NEW YORK (GenomeWeb News) – In a pair of papers appearing online today in Nature, two international research teams reported that they have sequenced the complete genomes of an African and an Asian individual, pinpointing new and previously identified single nucleotide polymorphisms and structural variants.
In the first of these, a team of researchers led by investigators at Illumina used massively parallel sequencing to sequence the genome of a Yoruban male from Ibadan, Nigeria, whose DNA was collected as part of the HapMap project.
The team first validated their approach by sequencing a bacterial artificial chromosome containing human DNA and flow-sorted X-chromosomes from a Caucasian female. Then, they used six Genome Analyzers to sequence the Nigerian man’s genome to more than 30 times average depth, generating some four billion 35-base, paired reads over about two months.
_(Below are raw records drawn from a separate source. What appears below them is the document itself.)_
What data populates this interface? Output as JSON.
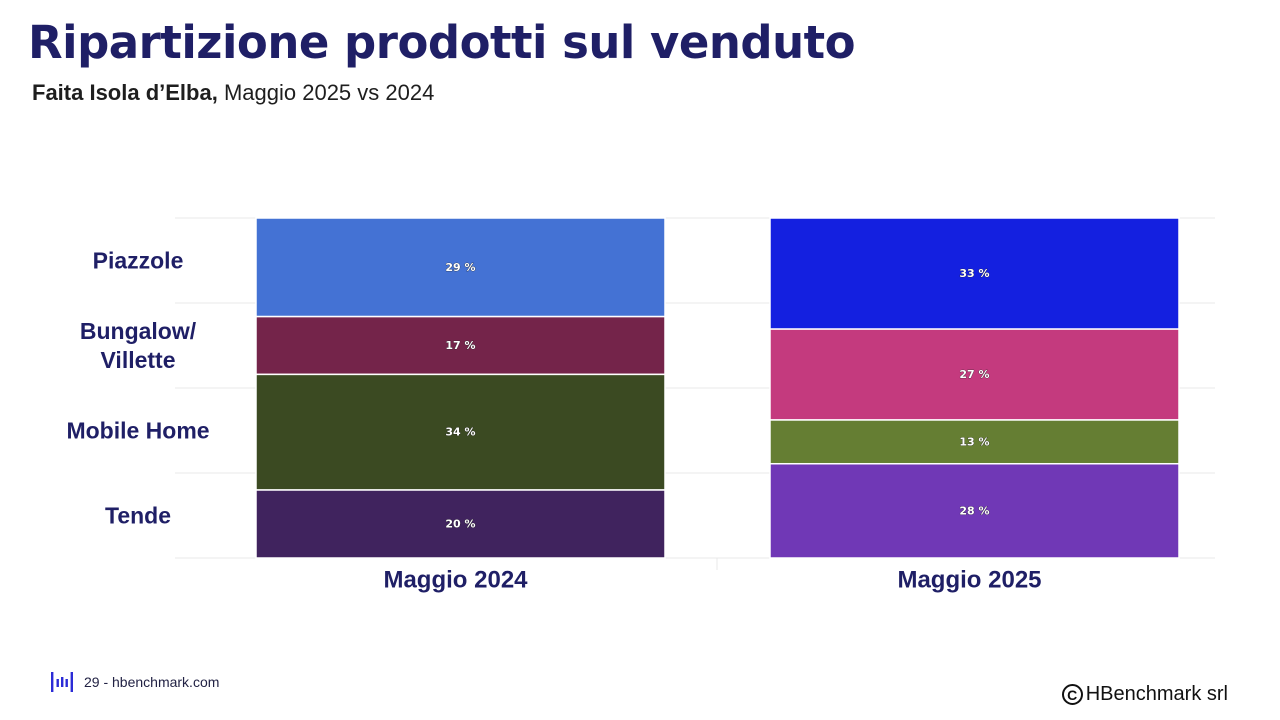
{
  "header": {
    "title": "Ripartizione prodotti sul venduto",
    "subtitle_bold": "Faita Isola d’Elba,",
    "subtitle_rest": " Maggio 2025 vs 2024"
  },
  "footer": {
    "page_text": "29 - hbenchmark.com",
    "copyright_symbol": "C",
    "company": "HBenchmark srl",
    "logo_icon": "hbenchmark-logo-icon"
  },
  "chart_data": {
    "type": "bar",
    "stacked": true,
    "normalized": true,
    "categories": [
      "Maggio 2024",
      "Maggio 2025"
    ],
    "row_labels": [
      [
        "Piazzole"
      ],
      [
        "Bungalow/",
        "Villette"
      ],
      [
        "Mobile Home"
      ],
      [
        "Tende"
      ]
    ],
    "series": [
      {
        "values": [
          29,
          33
        ],
        "labels": [
          "29 %",
          "33 %"
        ],
        "colors": [
          "#4472d4",
          "#1420e0"
        ]
      },
      {
        "values": [
          17,
          27
        ],
        "labels": [
          "17 %",
          "27 %"
        ],
        "colors": [
          "#74244a",
          "#c43a7e"
        ]
      },
      {
        "values": [
          34,
          13
        ],
        "labels": [
          "34 %",
          "13 %"
        ],
        "colors": [
          "#3b4a22",
          "#657e33"
        ]
      },
      {
        "values": [
          20,
          28
        ],
        "labels": [
          "20 %",
          "28 %"
        ],
        "colors": [
          "#40235e",
          "#7038b6"
        ]
      }
    ],
    "ylim": [
      0,
      100
    ],
    "grid": true,
    "legend": "none",
    "colors": {
      "axis_label": "#1f1f66",
      "gridline": "#e8e8e8",
      "segment_label": "#ffffff"
    }
  }
}
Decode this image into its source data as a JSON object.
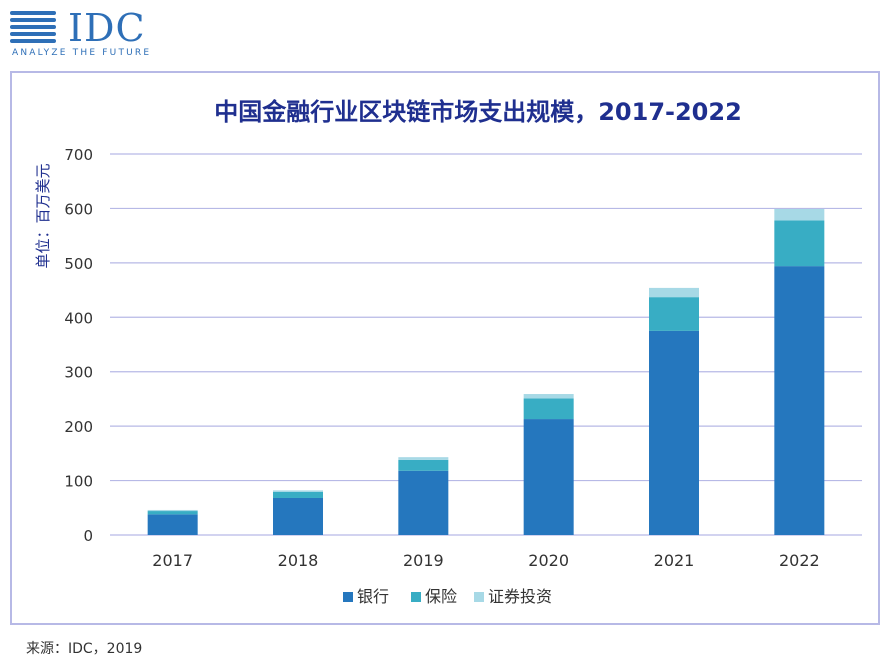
{
  "logo": {
    "text": "IDC",
    "tagline": "ANALYZE THE FUTURE"
  },
  "source": "来源：IDC，2019",
  "chart_data": {
    "type": "bar",
    "stacked": true,
    "title": "中国金融行业区块链市场支出规模，2017-2022",
    "ylabel": "单位：百万美元",
    "xlabel": "",
    "categories": [
      "2017",
      "2018",
      "2019",
      "2020",
      "2021",
      "2022"
    ],
    "ylim": [
      0,
      700
    ],
    "yticks": [
      0,
      100,
      200,
      300,
      400,
      500,
      600,
      700
    ],
    "grid": true,
    "legend_position": "bottom",
    "series": [
      {
        "name": "银行",
        "color": "#2577be",
        "values": [
          38,
          68,
          118,
          213,
          375,
          494
        ]
      },
      {
        "name": "保险",
        "color": "#38adc4",
        "values": [
          6,
          11,
          20,
          38,
          62,
          84
        ]
      },
      {
        "name": "证券投资",
        "color": "#a7d9e6",
        "values": [
          2,
          3,
          5,
          8,
          17,
          21
        ]
      }
    ]
  }
}
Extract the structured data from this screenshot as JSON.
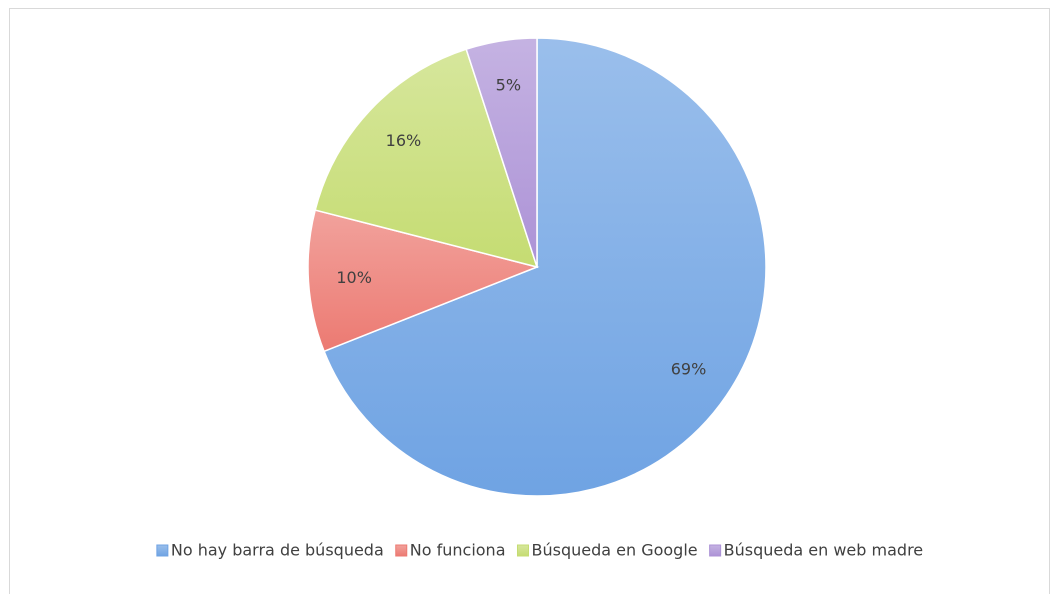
{
  "chart_data": {
    "type": "pie",
    "categories": [
      "No hay barra de búsqueda",
      "No funciona",
      "Búsqueda en Google",
      "Búsqueda en web madre"
    ],
    "values": [
      69,
      10,
      16,
      5
    ],
    "value_labels": [
      "69%",
      "10%",
      "16%",
      "5%"
    ],
    "colors": [
      "#6fa3e3",
      "#ec7a72",
      "#c5dc72",
      "#ac92d6"
    ],
    "legend": "bottom"
  }
}
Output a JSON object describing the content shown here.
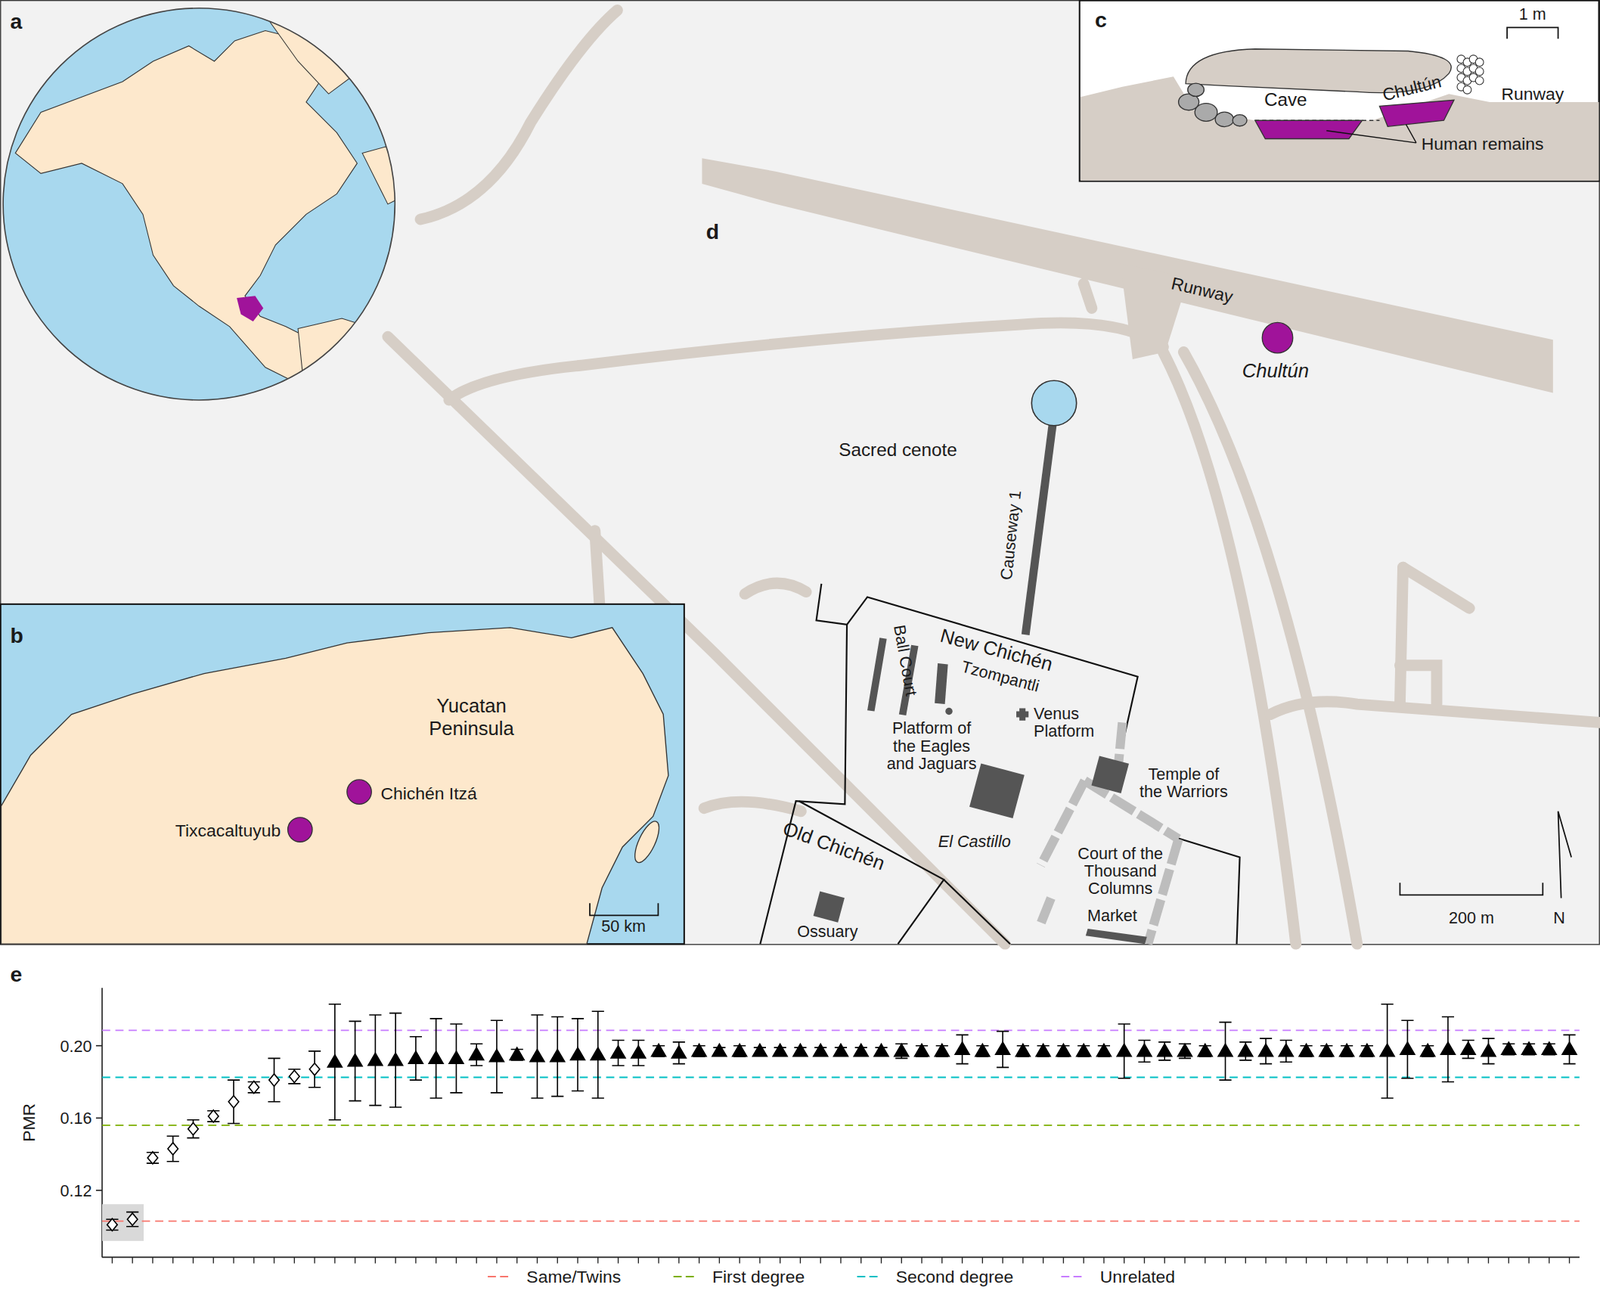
{
  "panels": {
    "a": {
      "label": "a"
    },
    "b": {
      "label": "b",
      "region": [
        "Yucatan",
        "Peninsula"
      ],
      "sites": [
        "Chichén Itzá",
        "Tixcacaltuyub"
      ],
      "scale_bar": "50 km"
    },
    "c": {
      "label": "c",
      "labels": {
        "cave": "Cave",
        "chultun": "Chultún",
        "runway": "Runway",
        "remains": "Human remains"
      },
      "scale_bar": "1 m"
    },
    "d": {
      "label": "d",
      "labels": {
        "runway": "Runway",
        "chultun": "Chultún",
        "cenote": "Sacred cenote",
        "causeway": "Causeway 1",
        "new_chichen": "New Chichén",
        "ball_court": "Ball Court",
        "tzompantli": "Tzompantli",
        "eagles": [
          "Platform of",
          "the Eagles",
          "and Jaguars"
        ],
        "venus": [
          "Venus",
          "Platform"
        ],
        "warriors": [
          "Temple of",
          "the Warriors"
        ],
        "castillo": "El Castillo",
        "court": [
          "Court of the",
          "Thousand",
          "Columns"
        ],
        "market": "Market",
        "old_chichen": "Old Chichén",
        "ossuary": "Ossuary"
      },
      "scale_bar": "200 m",
      "north": "N"
    }
  },
  "chart_data": {
    "type": "scatter",
    "panel_label": "e",
    "y_label": "PMR",
    "categories": [
      null,
      null,
      null,
      null,
      null,
      null,
      null,
      null,
      null,
      null,
      null,
      null,
      null,
      null,
      null,
      null,
      null,
      null,
      null,
      null,
      null,
      null,
      null,
      null,
      null,
      null,
      null,
      null,
      null,
      null,
      null,
      null,
      null,
      null,
      null,
      null,
      null,
      null,
      null,
      null,
      null,
      null,
      null,
      null,
      null,
      null,
      null,
      null,
      null,
      null,
      null,
      null,
      null,
      null,
      null,
      null,
      null,
      null,
      null,
      null,
      null,
      null,
      null,
      null,
      null,
      null,
      null,
      null,
      null,
      null,
      null,
      null,
      null
    ],
    "ylim": [
      0.083,
      0.232
    ],
    "yticks": [
      0.12,
      0.16,
      {
        "value": 0.2,
        "label": "0.20"
      }
    ],
    "tick_labels": "y",
    "legend": "bottom",
    "series": [
      {
        "marker": "open-diamond",
        "color": "#000000",
        "values": [
          0.101,
          0.104,
          0.138,
          0.143,
          0.154,
          0.161,
          0.169,
          0.177,
          0.181,
          0.183,
          0.187,
          null,
          null,
          null,
          null,
          null,
          null,
          null,
          null,
          null,
          null,
          null,
          null,
          null,
          null,
          null,
          null,
          null,
          null,
          null,
          null,
          null,
          null,
          null,
          null,
          null,
          null,
          null,
          null,
          null,
          null,
          null,
          null,
          null,
          null,
          null,
          null,
          null,
          null,
          null,
          null,
          null,
          null,
          null,
          null,
          null,
          null,
          null,
          null,
          null,
          null,
          null,
          null,
          null,
          null,
          null,
          null,
          null,
          null,
          null,
          null,
          null,
          null
        ],
        "errors": [
          0.003,
          0.004,
          0.003,
          0.007,
          0.005,
          0.003,
          0.012,
          0.003,
          0.012,
          0.004,
          0.01,
          null,
          null,
          null,
          null,
          null,
          null,
          null,
          null,
          null,
          null,
          null,
          null,
          null,
          null,
          null,
          null,
          null,
          null,
          null,
          null,
          null,
          null,
          null,
          null,
          null,
          null,
          null,
          null,
          null,
          null,
          null,
          null,
          null,
          null,
          null,
          null,
          null,
          null,
          null,
          null,
          null,
          null,
          null,
          null,
          null,
          null,
          null,
          null,
          null,
          null,
          null,
          null,
          null,
          null,
          null,
          null,
          null,
          null,
          null,
          null,
          null,
          null
        ]
      },
      {
        "marker": "triangle",
        "color": "#000000",
        "values": [
          null,
          null,
          null,
          null,
          null,
          null,
          null,
          null,
          null,
          null,
          null,
          0.191,
          0.1915,
          0.192,
          0.192,
          0.193,
          0.193,
          0.193,
          0.195,
          0.194,
          0.195,
          0.194,
          0.194,
          0.195,
          0.195,
          0.196,
          0.196,
          0.197,
          0.196,
          0.197,
          0.197,
          0.197,
          0.197,
          0.197,
          0.197,
          0.197,
          0.197,
          0.197,
          0.197,
          0.197,
          0.197,
          0.197,
          0.198,
          0.197,
          0.198,
          0.197,
          0.197,
          0.197,
          0.197,
          0.197,
          0.197,
          0.197,
          0.197,
          0.197,
          0.197,
          0.197,
          0.197,
          0.197,
          0.197,
          0.197,
          0.197,
          0.197,
          0.197,
          0.197,
          0.198,
          0.197,
          0.198,
          0.198,
          0.197,
          0.198,
          0.198,
          0.198,
          0.198
        ],
        "errors": [
          null,
          null,
          null,
          null,
          null,
          null,
          null,
          null,
          null,
          null,
          null,
          0.032,
          0.022,
          0.025,
          0.026,
          0.012,
          0.022,
          0.019,
          0.006,
          0.02,
          0.003,
          0.023,
          0.022,
          0.02,
          0.024,
          0.007,
          0.007,
          0.003,
          0.006,
          0.003,
          0.002,
          0.003,
          0.002,
          0.002,
          0.002,
          0.002,
          0.002,
          0.002,
          0.002,
          0.004,
          0.003,
          0.003,
          0.008,
          0.003,
          0.01,
          0.003,
          0.003,
          0.003,
          0.003,
          0.003,
          0.015,
          0.006,
          0.005,
          0.004,
          0.003,
          0.016,
          0.005,
          0.007,
          0.006,
          0.003,
          0.003,
          0.003,
          0.003,
          0.026,
          0.016,
          0.003,
          0.018,
          0.005,
          0.007,
          0.003,
          0.003,
          0.003,
          0.008
        ]
      }
    ],
    "reference_lines": [
      {
        "name": "Same/Twins",
        "value": 0.103,
        "color": "#F8766D",
        "line_style": "dashed"
      },
      {
        "name": "First degree",
        "value": 0.156,
        "color": "#7CAE00",
        "line_style": "dashed"
      },
      {
        "name": "Second degree",
        "value": 0.1825,
        "color": "#00BFC4",
        "line_style": "dashed"
      },
      {
        "name": "Unrelated",
        "value": 0.2085,
        "color": "#C77CFF",
        "line_style": "dashed"
      }
    ]
  }
}
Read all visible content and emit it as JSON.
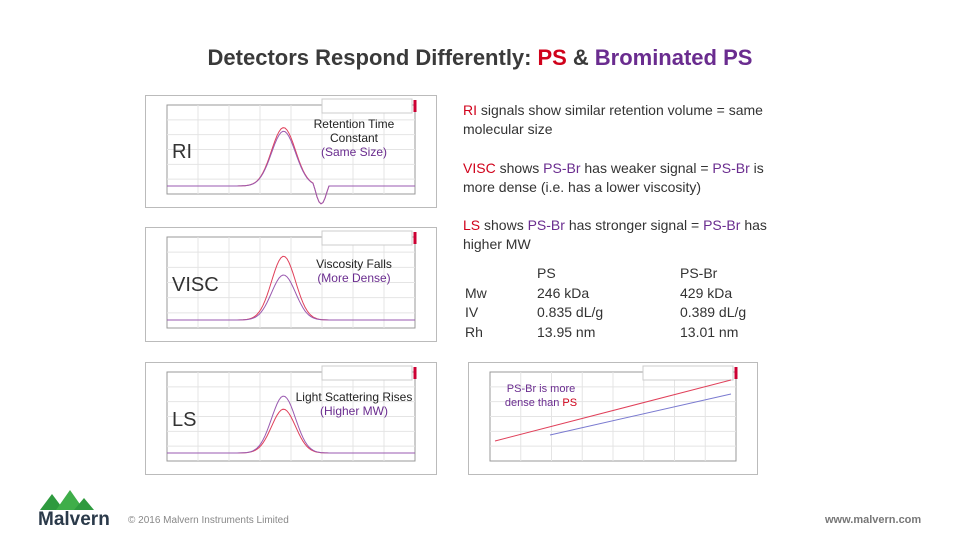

The consumables cost roughly $250,000. By comparison, the researchers said that it cost about $300 million to generate the raw data for the first human genome sequence.
The sequence covered 99.9 percent of the human reference genome (NCBI build 36.1) to about 41 times depth, on average. During their subsequent analysis, the team detected about four million SNPs in the Yoruban genome. Just over a quarter of these were distinct from those found in the dbSNP database.
“This genome from a Yoruba individual contains significantly more polymorphism than a genome of European descent,” the authors noted. And the Yoruban genome was more heterozygous than Caucasian genomes sequenced so far. This heterozygosity was lower in coding regions than in non-coding regions, although the team detected more than 26,000 SNPs within coding regions. They also found about 400,000 short insertions and deletions — half of which are also in dbSNP.
“Our short-insert paired-read data set introduced a new level of resolution in structural variation detection, revealing thousands of variants in a size range not characterized previously,” the authors said.
The researchers added that the same massively parallel sequencing approach may also be used to understand processes such as transcriptional activity, gene regulation, epigenetics, and chromatin modification.
In a second paper, a team led by Jian Wang, a researcher affiliated with the Beijing Genomics Institute and Shenzhen University’s Genome Research Institute, used a similar approach to sequence the genome of a Han Chinese man from East Asia.
Using Illumina Genome Analyzers, the researchers got sequence information for 92 percent of the individual’s genome at 36-fold coverage, on average. The average read length was 35 base pairs and the team generated about three billion quality reads while sequencing the genome. That sequence covered 87.4 percent of the NCBI 36.1 reference sequence to 36-fold average coverage.
The team’s analyses indicate that the man’s genome contains more than three million SNPs. Nearly 14 percent of these were not found in dbSNP. They also detected 135,262 insertions and deletions compared to the reference, along with 2,682 structural variations. Most of these structural variations were within transposable elements or repetitive sequences, the researchers noted, although the Asian genome did contain variations that completely or partially deleted 33 genes.
The team also compared the Asian man’s genome sequence with those of the Jim Watson and Craig Venter genomes. Their results suggest that the three genomes share 1.2 million SNPs, with each individual genome containing around a million unique SNPs. The three genomes had similar levels of non-synonymous SNPs: between 0.2 and 0.23 percent.
The researchers also went on to look at mutation and selection in the genome, in addition to a disease risk screen and haplotype and ancestry analyses. For instance, the team estimated that 94 percent of the Han man’s alleles were Asian while 4 percent were European and nearly 2 percent were African. According to their preliminary search, the man is at increased risk of Alzheimer’s disease and has genotypes linked to tobacco addiction.
But the results of the two studies are not just providing information about individual genomes. Researchers predict that the number of individuals having their genomes sequenced will continue increasing as prices drop and scientists get a better handle on normal human variation through efforts such as the 1000 Genomes Project.
“This sequence and the analyses herein provide an initial step towards attaining information on population and individual genetic variation,” Wang and colleagues wrote, “and given the use and analysis of next-generation sequencing technology, constitute advancement towards the goal of providing personalized medicine.”